Handle specific DOMException when dandiarchive is hosted in an iframe

[yarikoptic]

visiting https://dandiarchive.org which forwards to web ui, if page is embedded within iframe (trying to prepare for the virtual OHBM 2021 booth) leads to

Uncaught DOMException: Failed to read the 'localStorage' property from 'Window': Access is denied for this document.
    at new t (https://gui.dandiarchive.org/js/chunk-vendors.107d6d4a.js:101:59792)
    at new e (https://gui.dandiarchive.org/js/chunk-vendors.107d6d4a.js:29:55236)
    at new e (https://gui.dandiarchive.org/js/chunk-vendors.107d6d4a.js:29:58845)
    at Module.cd49 (https://gui.dandiarchive.org/js/app.83c9bcaf.js:1:12834)
    at s (https://gui.dandiarchive.org/js/app.83c9bcaf.js:1:564)
    at Object.0 (https://gui.dandiarchive.org/js/app.83c9bcaf.js:1:1562)
    at s (https://gui.dandiarchive.org/js/app.83c9bcaf.js:1:564)
    at n (https://gui.dandiarchive.org/js/app.83c9bcaf.js:1:431)
    at https://gui.dandiarchive.org/js/app.83c9bcaf.js:1:1527
    at https://gui.dandiarchive.org/js/app.83c9bcaf.js:1:1532

so the question is either we need access to the entire Window or it could be avoided?

[waxlamp]

Strangely enough, I don't see localStorage appear anywhere in the dandiarchive codebase.
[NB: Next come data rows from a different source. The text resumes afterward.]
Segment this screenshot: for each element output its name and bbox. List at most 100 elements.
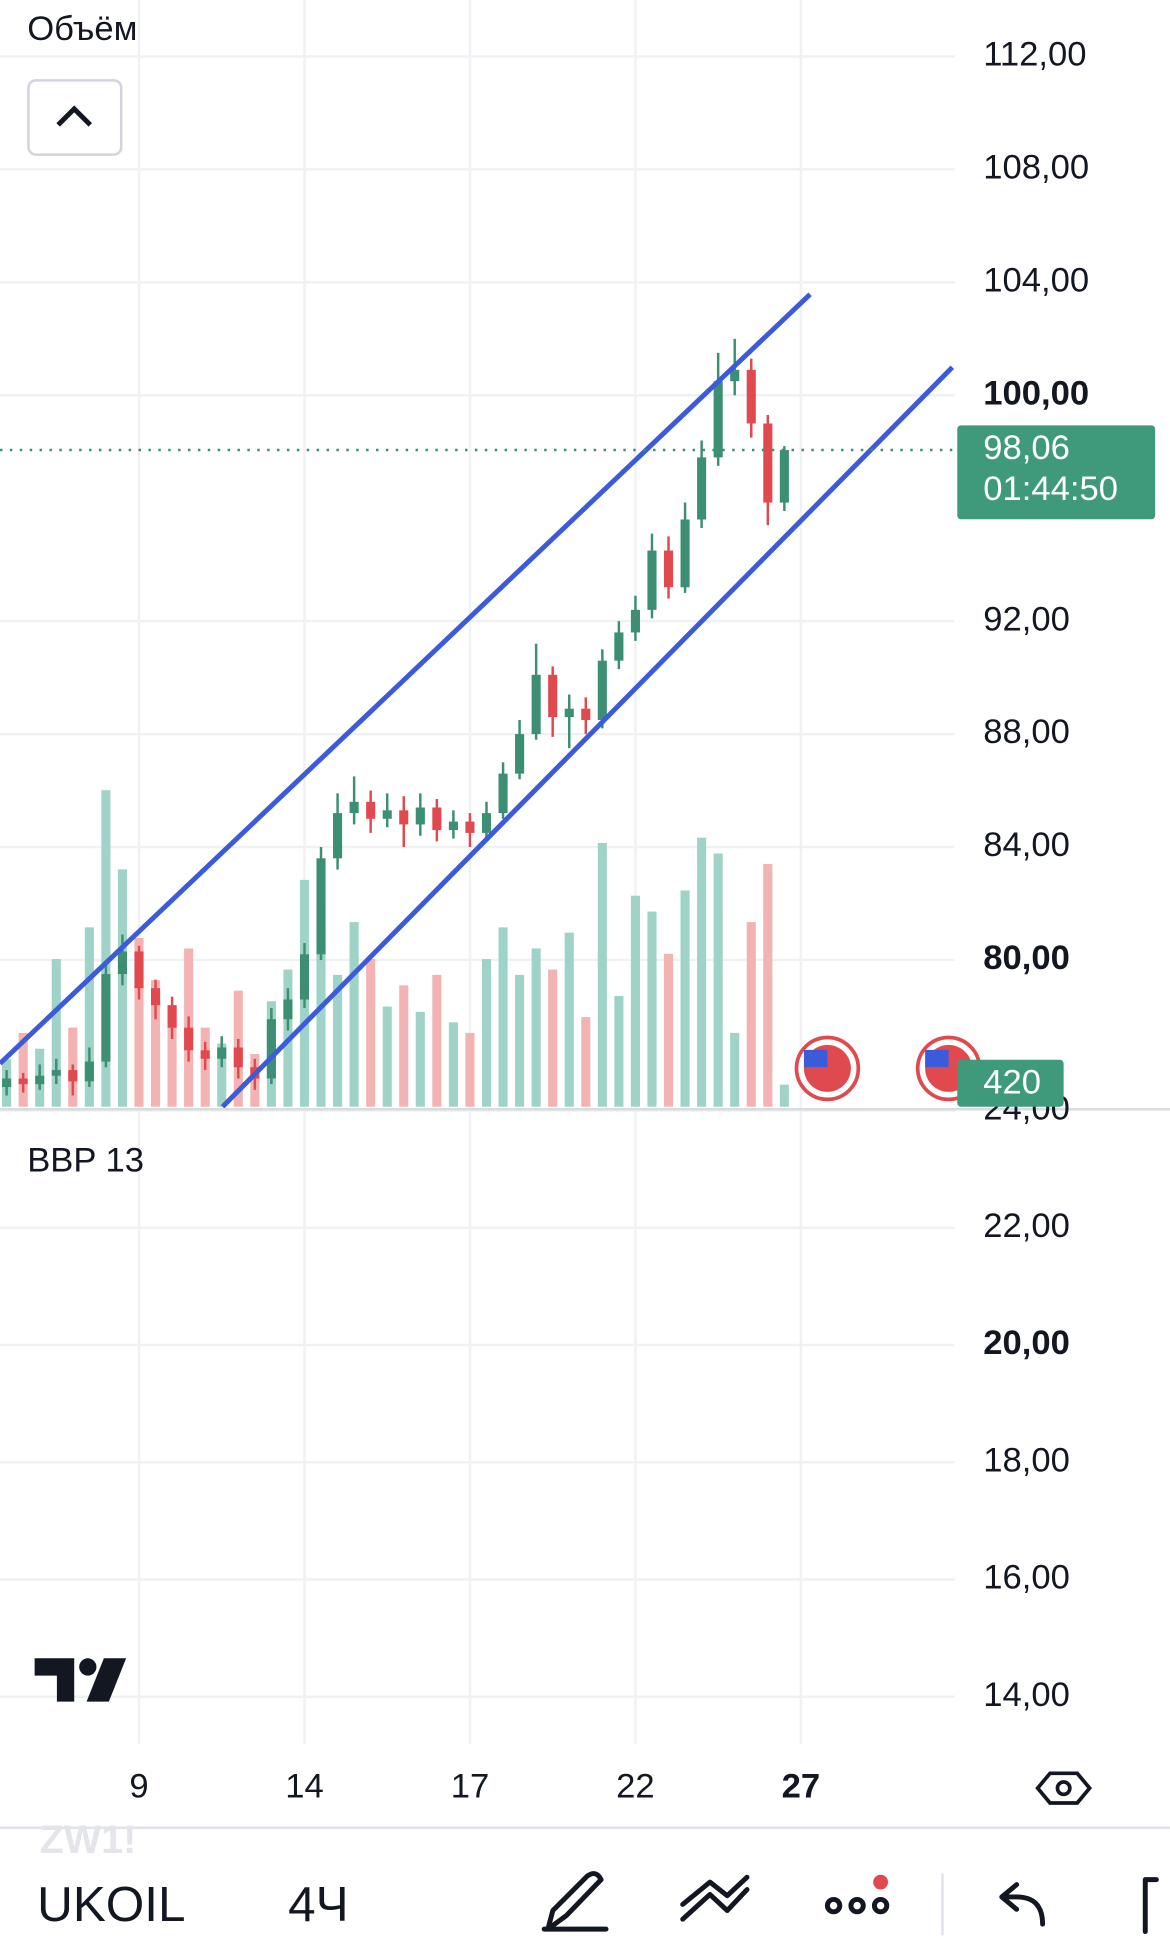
event-flag[interactable] xyxy=(794,1035,861,1102)
channel-upper xyxy=(0,292,812,1066)
volume-bar xyxy=(680,890,690,1107)
interval[interactable]: 4Ч xyxy=(288,1877,348,1932)
y-tick-label: 80,00 xyxy=(983,939,1070,977)
candle-body xyxy=(84,1061,94,1082)
y-tick-label: 84,00 xyxy=(983,826,1070,864)
grid xyxy=(0,0,955,1744)
indicator-tick-label: 16,00 xyxy=(983,1559,1070,1597)
candle-body xyxy=(630,609,640,633)
candle-body xyxy=(564,708,574,718)
more-dot[interactable] xyxy=(871,1896,890,1915)
candle-body xyxy=(746,369,756,424)
candle-body xyxy=(548,674,558,718)
indicator-title: BBP 13 xyxy=(27,1142,144,1180)
candle-body xyxy=(184,1027,194,1051)
candle-body xyxy=(399,810,409,825)
settings-icon[interactable] xyxy=(1035,1771,1093,1805)
volume-bar xyxy=(730,1032,740,1107)
candle-body xyxy=(134,951,144,989)
logo-dot xyxy=(79,1658,97,1676)
volume-bar xyxy=(117,869,128,1107)
candle-body xyxy=(366,801,376,819)
candle-body xyxy=(697,457,707,520)
volume-bar xyxy=(333,974,343,1107)
channel-lower xyxy=(220,365,955,1109)
candle-body xyxy=(233,1047,243,1068)
volume-bar xyxy=(481,959,492,1107)
volume-bar xyxy=(763,864,773,1107)
y-tick-label: 104,00 xyxy=(983,261,1089,299)
candle-body xyxy=(101,974,111,1062)
candle-body xyxy=(150,988,161,1006)
candle-body xyxy=(117,951,128,975)
symbol[interactable]: UKOIL xyxy=(37,1877,185,1932)
volume-bar xyxy=(647,911,657,1107)
volume-bar xyxy=(399,985,409,1107)
logo-v xyxy=(86,1658,127,1702)
volume-bar xyxy=(581,1017,591,1107)
lines-icon[interactable] xyxy=(680,1874,750,1922)
volume-bar xyxy=(531,948,541,1107)
collapse-button[interactable] xyxy=(27,79,123,156)
candle-body xyxy=(531,674,541,735)
candle-body xyxy=(217,1047,227,1059)
volume-bar xyxy=(548,969,558,1107)
notification-dot xyxy=(873,1874,889,1890)
candle-body xyxy=(316,858,326,955)
candle-body xyxy=(581,708,591,720)
candle-body xyxy=(35,1075,45,1085)
volume-bar xyxy=(746,922,756,1107)
volume-bar xyxy=(713,853,723,1107)
tradingview-logo xyxy=(34,1658,127,1702)
fullscreen-icon[interactable] xyxy=(1142,1877,1159,1935)
candle-body xyxy=(597,660,607,720)
undo-icon[interactable] xyxy=(999,1882,1046,1927)
candle-body xyxy=(614,632,624,661)
last-price-badge xyxy=(957,425,1156,520)
candle-body xyxy=(167,1005,177,1028)
candle-body xyxy=(730,369,740,382)
volume-bar xyxy=(382,1006,392,1107)
candle-body xyxy=(415,807,425,825)
volume-bar xyxy=(415,1011,425,1107)
candle-body xyxy=(68,1070,78,1082)
logo-t xyxy=(34,1658,75,1702)
candle-body xyxy=(779,450,789,503)
candle-body xyxy=(266,1019,276,1079)
draw-icon[interactable] xyxy=(541,1871,609,1932)
settings-hole xyxy=(1055,1780,1072,1797)
x-tick-label: 17 xyxy=(451,1767,490,1805)
candle-body xyxy=(680,519,690,588)
volume-bar xyxy=(614,995,624,1107)
x-tick-label: 14 xyxy=(285,1767,324,1805)
more-dot[interactable] xyxy=(848,1896,866,1915)
candle-body xyxy=(663,550,674,588)
flag-canton xyxy=(803,1049,828,1068)
volume-label: Объём xyxy=(27,10,137,48)
last-price-label: 98,06 xyxy=(983,429,1070,467)
y-tick-label: 88,00 xyxy=(983,713,1070,751)
candle-body xyxy=(498,773,508,814)
more-dot[interactable] xyxy=(824,1896,843,1915)
candle-body xyxy=(333,813,343,859)
volume-bar xyxy=(366,959,376,1107)
volume-bar xyxy=(697,837,707,1107)
volume-bar xyxy=(498,927,508,1107)
volume-bar xyxy=(217,1043,227,1107)
y-tick-label: 92,00 xyxy=(983,600,1070,638)
volume-bar xyxy=(134,937,144,1107)
y-tick-label: 112,00 xyxy=(983,36,1086,74)
candle-body xyxy=(283,999,293,1020)
chevron-up xyxy=(56,105,93,127)
volume-bar xyxy=(349,922,359,1107)
candle-body xyxy=(481,813,492,833)
volume-bar xyxy=(465,1032,475,1107)
candle-body xyxy=(713,381,723,458)
candle-body xyxy=(18,1078,28,1085)
volume-bar xyxy=(101,790,111,1107)
candle-body xyxy=(515,734,525,774)
candle-body xyxy=(349,801,359,814)
candle-body xyxy=(763,423,773,503)
candle-body xyxy=(382,810,392,819)
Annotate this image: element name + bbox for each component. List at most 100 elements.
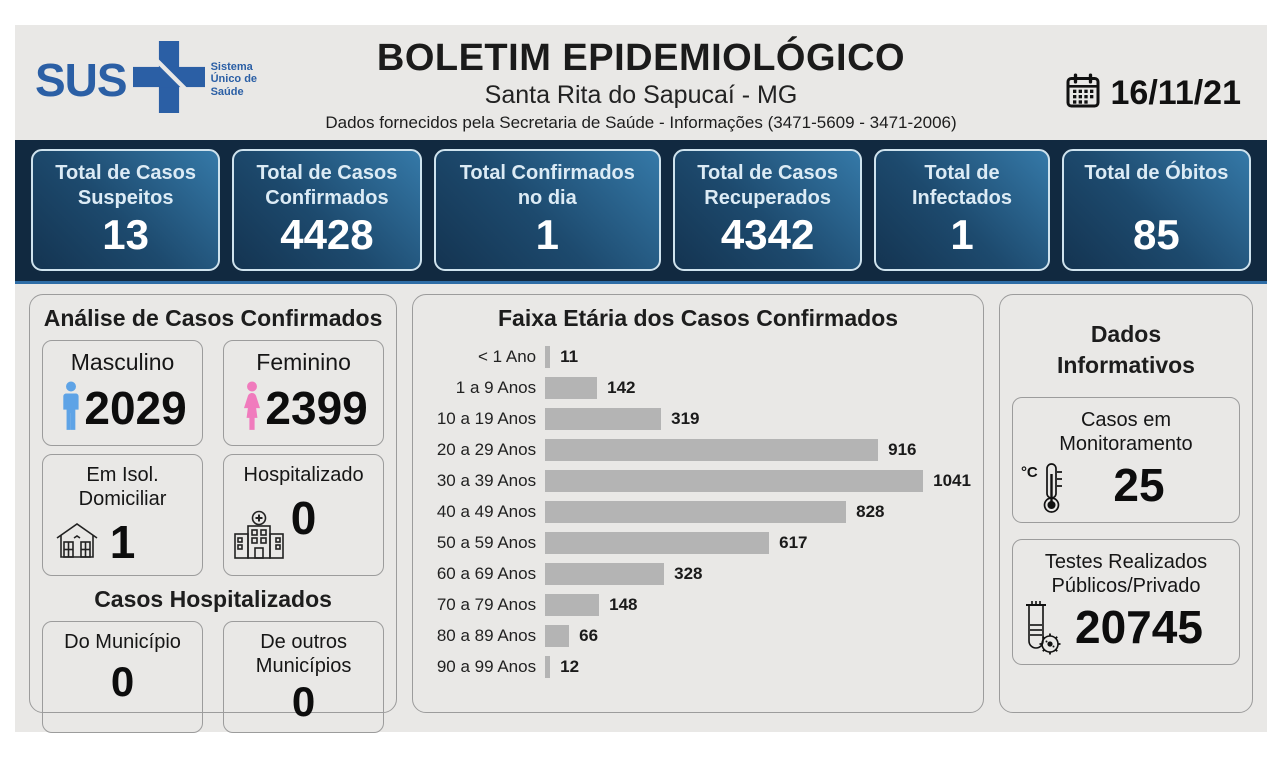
hospitalizado-card: Hospitalizado [223,454,385,576]
masculino-value-row: 2029 [49,381,196,436]
chart-bar [545,532,770,554]
isolamento-value-row: 1 [49,515,196,569]
male-person-icon [58,381,84,436]
chart-title: Faixa Etária dos Casos Confirmados [497,305,899,331]
outros-municipios-card: De outros Municípios 0 [223,621,385,733]
chart-category-label: 70 a 79 Anos [436,595,537,614]
monitoramento-label: Casos em Monitoramento [1059,409,1193,456]
sus-logo-tagline: Sistema Único de Saúde [210,60,258,98]
hospitalizado-label: Hospitalizado [243,464,364,486]
chart-value-label: 1041 [933,471,971,490]
chart-category-label: 40 a 49 Anos [436,502,537,521]
chart-value-label: 319 [671,409,700,428]
outros-municipios-value-row: 0 [230,678,377,726]
info-panel: Dados Informativos Casos em Monitorament… [998,294,1253,713]
outros-municipios-label: De outros Municípios [255,631,352,677]
sus-logo-text: SUS [35,53,128,106]
chart-category-label: 50 a 59 Anos [436,533,537,552]
house-icon [51,520,103,565]
sus-logo: SUS Sistema Único de Saúde [35,41,277,118]
chart-value-label: 66 [579,626,599,645]
chart-value-label: 12 [560,657,580,676]
age-bar-chart: < 1 Ano 11 1 a 9 Anos 142 10 a 19 Anos 319 20 … [425,346,971,678]
chart-category-label: 80 a 89 Anos [436,626,537,645]
testes-label: Testes Realizados Públicos/Privado [1044,551,1208,598]
chart-bar [545,656,551,678]
chart-row: 10 a 19 Anos 319 [427,408,971,430]
calendar-icon [1063,71,1103,116]
stat-value: 13 [102,211,149,258]
bulletin-page: SUS Sistema Único de Saúde BOLETIM EPIDE… [15,25,1267,733]
hospital-icon [232,510,286,565]
municipio-card: Do Município 0 [42,621,204,733]
report-date: 16/11/21 [1063,71,1241,116]
header: SUS Sistema Único de Saúde BOLETIM EPIDE… [15,25,1267,140]
date-value: 16/11/21 [1110,74,1241,112]
chart-value-label: 148 [609,595,638,614]
municipio-value-row: 0 [49,658,196,706]
isolamento-value: 1 [109,516,136,568]
thermometer-icon: °C [1021,462,1064,514]
female-person-icon [239,381,265,436]
hospitalizado-value-row: 0 [230,491,377,545]
municipio-value: 0 [110,658,135,705]
chart-category-label: 90 a 99 Anos [436,657,537,676]
stat-card-obitos: Total de Óbitos 85 [1061,149,1252,271]
chart-category-label: 60 a 69 Anos [436,564,537,583]
chart-row: 1 a 9 Anos 142 [427,377,971,399]
summary-band: Total de Casos Suspeitos 13 Total de Cas… [15,140,1267,284]
stat-label: Total Confirmados no dia [459,162,635,209]
celsius-label: °C [1020,464,1038,482]
chart-bar [545,408,662,430]
stat-value: 85 [1133,211,1180,258]
feminino-value: 2399 [265,382,368,435]
city-subtitle: Santa Rita do Sapucaí - MG [484,81,798,109]
chart-value-label: 11 [560,347,579,366]
age-chart-panel: Faixa Etária dos Casos Confirmados < 1 A… [412,294,984,713]
chart-category-label: 1 a 9 Anos [455,378,537,397]
hospitalizados-section-title: Casos Hospitalizados [94,586,332,612]
chart-row: 70 a 79 Anos 148 [427,594,971,616]
chart-row: < 1 Ano 11 [427,346,971,368]
feminino-card: Feminino 2399 [223,340,385,446]
stat-label: Total de Óbitos [1084,162,1229,184]
chart-bar [545,470,924,492]
chart-value-label: 617 [779,533,808,552]
stat-label: Total de Casos Recuperados [697,162,839,209]
chart-category-label: 10 a 19 Anos [436,409,537,428]
isolamento-label: Em Isol. Domiciliar [78,464,167,510]
chart-bar [545,625,570,647]
stat-card-infectados: Total de Infectados 1 [874,149,1050,271]
chart-row: 60 a 69 Anos 328 [427,563,971,585]
feminino-value-row: 2399 [230,381,377,436]
chart-row: 90 a 99 Anos 12 [427,656,971,678]
chart-value-label: 828 [856,502,885,521]
testes-value: 20745 [1075,601,1203,654]
testes-card: Testes Realizados Públicos/Privado [1011,539,1240,666]
chart-category-label: 30 a 39 Anos [436,471,537,490]
isolamento-card: Em Isol. Domiciliar 1 [42,454,204,576]
chart-value-label: 916 [888,440,917,459]
chart-bar [545,594,600,616]
chart-value-label: 328 [674,564,703,583]
stat-card-confirmados: Total de Casos Confirmados 4428 [232,149,422,271]
chart-category-label: 20 a 29 Anos [436,440,537,459]
sus-cross-icon [132,41,205,118]
chart-bar [545,563,665,585]
stat-label: Total de Casos Suspeitos [55,162,197,209]
chart-bar [545,346,551,368]
masculino-card: Masculino 2029 [42,340,204,446]
main-content: Análise de Casos Confirmados Masculino 2… [15,284,1267,733]
stat-value: 4428 [280,211,374,258]
chart-row: 50 a 59 Anos 617 [427,532,971,554]
chart-value-label: 142 [607,378,636,397]
monitoramento-card: Casos em Monitoramento °C 25 [1011,397,1240,524]
feminino-label: Feminino [256,349,351,375]
masculino-value: 2029 [84,382,187,435]
chart-row: 30 a 39 Anos 1041 [427,470,971,492]
analysis-panel: Análise de Casos Confirmados Masculino 2… [29,294,398,733]
stat-value: 1 [535,211,559,258]
stat-value: 1 [950,211,974,258]
chart-category-label: < 1 Ano [477,347,537,366]
stat-value: 4342 [720,211,815,258]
Do you have an idea of where that access is coming from?

[jjnesbitt]

It looks like girder-oauth-client does makes use of localStorage, which we use in the GUI for login to the API.

I'm a bit confused, what does embedding the page into an iframe accomplish?

[yarikoptic]

• dandiarchive.org redirects to web ui
• I have dandiarchive.org as the one for DANDI on https://centerforopenneuroscience.org/projects#dandi_
• my OHBM conference booth has https://centerforopenneuroscience.org/ embedded in an iframe so people visiting the "booth" can immediately visit anything pertinent and jump to projects pages (such as DANDI)

so to answer the

... what does embedding the page into an iframe accomplish?

make visitors of "my" OHBM booth be able to visit DANDI. A workaround could be to point to https://www.dandiarchive.org/ instead but still, they could get to https://gui.dandiarchive.org/#/ and get similar kaboom.

IMHO website must not crash completely under such circumstances. It is ok if site disallows some operations though (e.g. to login if localStorage is needed).

[waxlamp]

Thanks for the extra information, @yarikoptic.

Does the crash happen specifically when trying to log in? Or does it always happen upon visiting the page at all?

[yarikoptic]

That's a great question/point -- I forgot to realize that I was already logged in! so I logged out, reloaded booth page, followed the links again -- the same story. so I guess it happens regardless of either I am logged in or not -- I guess that localStorage (instead of some not-shared among "sessions") is used to check if I am logged in or not.

[waxlamp]

Then I think we can add logic that catches this condition and changes or removes the login button, since in an iframe that feature is not supported. Then the default situation is to be in "read-only mode" for new visitors. (I am not sure what the situation will be for logged-in visitors; I suspect they will also be in the same "read-only" mode.)

[yarikoptic]

sounds good to me @waxlamp , thanks!

[mvandenburgh]

I filed a PR to hide the login button when the page is in an iframe (#750).

(I am not sure what the situation will be for logged-in visitors; I suspect they will also be in the same "read-only" mode.)

Everything works as it should if a user is logged in already, so I didn't make them go into read-only mode.

[mvandenburgh]

This turned out to be an issue with third party cookies not being enabled. Once enabled, the exception no longer occurs.